Ilsung II

(’bei St. Johann’), Patrizierfamilie

Autoren: Dr. Peter Geffcken (1) , Dr. Katharina Sieh-Burens, Dr. Martina Haggenmüller (2)

Stand/Quelle/Datum: 2. Auflage Druckausgabe

  • 1) 1335 bis ins 18. Jahrhundert in Augsburg nachweisbar. 1538 eines der acht noch blühenden Geschlechter; 1581 Freiherrnstand. Seit dem 16. Jahrhundert versuchten nicht nur Herrscherhäuser, sondern auch Patrizierfamilien ihre Bedeutung hervorzuheben, indem sie eine Abstammung von großen Geschlechtern des Mittelalters oder gar der Antike behaupteten. Wohl im Vorfeld ihrer Bemühungen um kaiserliche Standeserhöhung bereicherten die Ilsung derartige Versuche um eine neue Variante. Nach Übernahme der Kapelle Heilig-Drei-König ließen sie dort vorgeblich alte Grabsteine aufstellen, deren Filiationsangaben ihre Abstammung von einem Grafen Friedrich von Möhringen belegen sollten. Die Legende der gräflichen Abstammung geht wohl auf Sebastian (III., † 1525) zurück, der auch gefälschte Exzerpte angeblicher Urkunden des 13. Jahrhunderts in Umlauf brachte; die Wirklichkeit war bescheidener. Der Familie zuzuordnen ist ein ’H(ermannus) Ilsung’, bei dessen Bürgeraufnahme 1335 seine Oheime, die ’avunculi C. (II) et Sifr. Ilsungi (I)’, bürgten. Sicher lassen sich dann die Brüder Ulrich ’bei Unser Frauen Brüder’ († 1395/96) und Konrad ’bei St. Johann’ († 1401) fassen, die nach dem frühen Tod ihres unbekannten Vaters (als Schwiegersohn Berchtold, II, Rehms wohl auch schon Augsburger Bürger) 1346 im Haus des Ulrich Ilsung (I) wohnten. Da dieser sie 1363 als ’Oheime’ bezeichnet und ihr Wappen eine markante Abweichung von dem der Ilsung (I) aufweist, lassen sie sich eindeutig als kognatische Seitenlinie identifizieren. Verschiedene Belege weisen die Ilsung (II) im 14. Jahrhundert als bedeutende Kaufleute aus; gegen Mitte des 15. Jahrhunderts ist dann ein Rückzug aus dem Handel erkennbar. Politisch traten sie erst nach Einführung der Zunftverfassung (Zunfterhebung) hervor: 1374 wurde Konrad I. als erster der Familie zum Stadtpfleger gewählt. Eine dominierende Stellung erlangte nach 1405 sein Sohn Sebastian (I, † 1425), der sechsmal als Stadtpfleger amtierte. Seine Ermordung durch Peter Rehlinger führte zu schweren Konflikten. Nachdem man 1425 die Täter geächtet hatte, mussten 1427 auch die Verwandten des Erschlagenen die Stadt verlassen, unter ihnen der Brudersohn Georg (I) Ilsung († 1437/38), der aber 1432 wieder nach Augsburg zurückkehrte.

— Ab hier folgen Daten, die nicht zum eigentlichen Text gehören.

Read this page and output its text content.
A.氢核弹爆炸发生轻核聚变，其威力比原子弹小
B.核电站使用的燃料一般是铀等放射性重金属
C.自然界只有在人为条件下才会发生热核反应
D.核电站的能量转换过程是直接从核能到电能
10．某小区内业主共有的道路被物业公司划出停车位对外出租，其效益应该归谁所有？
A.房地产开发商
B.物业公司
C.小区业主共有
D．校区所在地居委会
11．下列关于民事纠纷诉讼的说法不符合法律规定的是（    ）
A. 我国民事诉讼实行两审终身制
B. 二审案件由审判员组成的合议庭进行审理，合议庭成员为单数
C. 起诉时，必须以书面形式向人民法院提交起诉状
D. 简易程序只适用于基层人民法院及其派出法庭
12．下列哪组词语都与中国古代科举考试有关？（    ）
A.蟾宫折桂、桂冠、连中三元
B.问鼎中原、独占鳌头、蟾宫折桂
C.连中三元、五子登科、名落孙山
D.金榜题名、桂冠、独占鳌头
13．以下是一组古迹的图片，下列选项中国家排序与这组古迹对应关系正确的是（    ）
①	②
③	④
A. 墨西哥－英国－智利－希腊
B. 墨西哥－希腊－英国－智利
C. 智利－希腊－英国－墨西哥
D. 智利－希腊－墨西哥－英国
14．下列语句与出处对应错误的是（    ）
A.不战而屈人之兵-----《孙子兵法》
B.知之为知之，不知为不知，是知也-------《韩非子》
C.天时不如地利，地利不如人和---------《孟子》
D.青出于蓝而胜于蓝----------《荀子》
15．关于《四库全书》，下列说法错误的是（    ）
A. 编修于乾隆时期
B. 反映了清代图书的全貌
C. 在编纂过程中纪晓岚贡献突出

  • 2) Bei den Nachkommen Georgs ist die Übernahme von Herrendiensten an Fürstenhöfen zu beobachten. Seine Söhne Sebastian (II, † 1469) und Sigmund (I, † 1500) standen Kaiser Friedrich III. nahe. Sebastian (II) unternahm 1446, vermutlich in Verbindung mit einer diplomatischen Mission im Auftrag von Papst Felix V. und dessen Sohn, Herzog Ludwigs von Savoyen, eine Pilgerfahrt nach Santiago de Compostela, deren Verlauf er nachträglich beschrieb. Sigmunds (I) Sohn Sebastian (III, † 1525), Mitglied der ’Sodalitas Litteraria Augustana' und Richter des Schwäbischen Bundes, gab sein Bürgerrecht auf und trat, wie sein Bruder Achilles († 1530), in bayerische Dienste. Die wirtschaftliche Bedeutung der Familie nahm in der 2. Hälfte des 16. Jahrhunderts zunächst ab, nach der Aufhebung der Zunftverfassung 1548 erlangte sie jedoch den Höhepunkt ihrer politischen Wirksamkeit in Augsburg. Achilles’ Sohn Melchior (I, † 1565) war 1551-1567 Bürgermeister. Sein Bruder Georg († 1580) war Finanzagent der Habsburger, oberster kaiserlicher Kriegsherr im Schmalkaldischen Krieg, ab 1550 Nachfolger seines Schwagers Georg Gienger im Amt des Landvogts von Ober- und Unterschwaben, Reichspfennigmeister, 1568 Reichsritter, Hofpfalzgraf und Geheimer Rat. Seine Söhne Markus († 1583) und Friedrich († 1587), die ihm im Amt des Landvogts folgten, wurden zu Freiherren von Wolkenburg und Egloff und zu Herren von Tratzberg erhoben. Sie waren u. a. mit den Fugger verschwägert. Melchiors (I) Sohn Christoph († 1594), 1582/83 Bürgermeister, 1584-1593 Geheimer Rat, 1589-1593 Stadtpfleger, vertrat Augsburg beim Landsberger Bund (Bündnisse). Sein Bruder Johann Achilles († 1609) gab sein Bürgerrecht auf und wurde Reichspfennigmeister und Reichshofrat. Mit Johann Melchior stellte die Familie 1688-1695 zum letzten Mal einen Stadtpfleger. Die Familie war streng katholisch und trat mehrfach mit Stiftungen hervor, vor allem Christoph setzte sich für die Niederlassung der Jesuiten ein (St. Salvator).
  • Ilsungstraße, nach den Geschlechtern der Ilsung (Hochfeld, Amtlicher Stadtplan K, L 11/12).

Literatur:

Paul von Stetten, Geschichte der adelichen Geschlechter in der freyen Reichsstadt Augsburg, 1762, 107-112

Ders., Lebensbeschreibungen zur Erweckung und Unterhaltung bürgerlicher Tugend 2, 1782, 23-50

Chroniken der deutschen Städte vom 14. bis ins 16. Jahrhundert

Allgemeine deutsche Biographie 14, 1881, 33 f.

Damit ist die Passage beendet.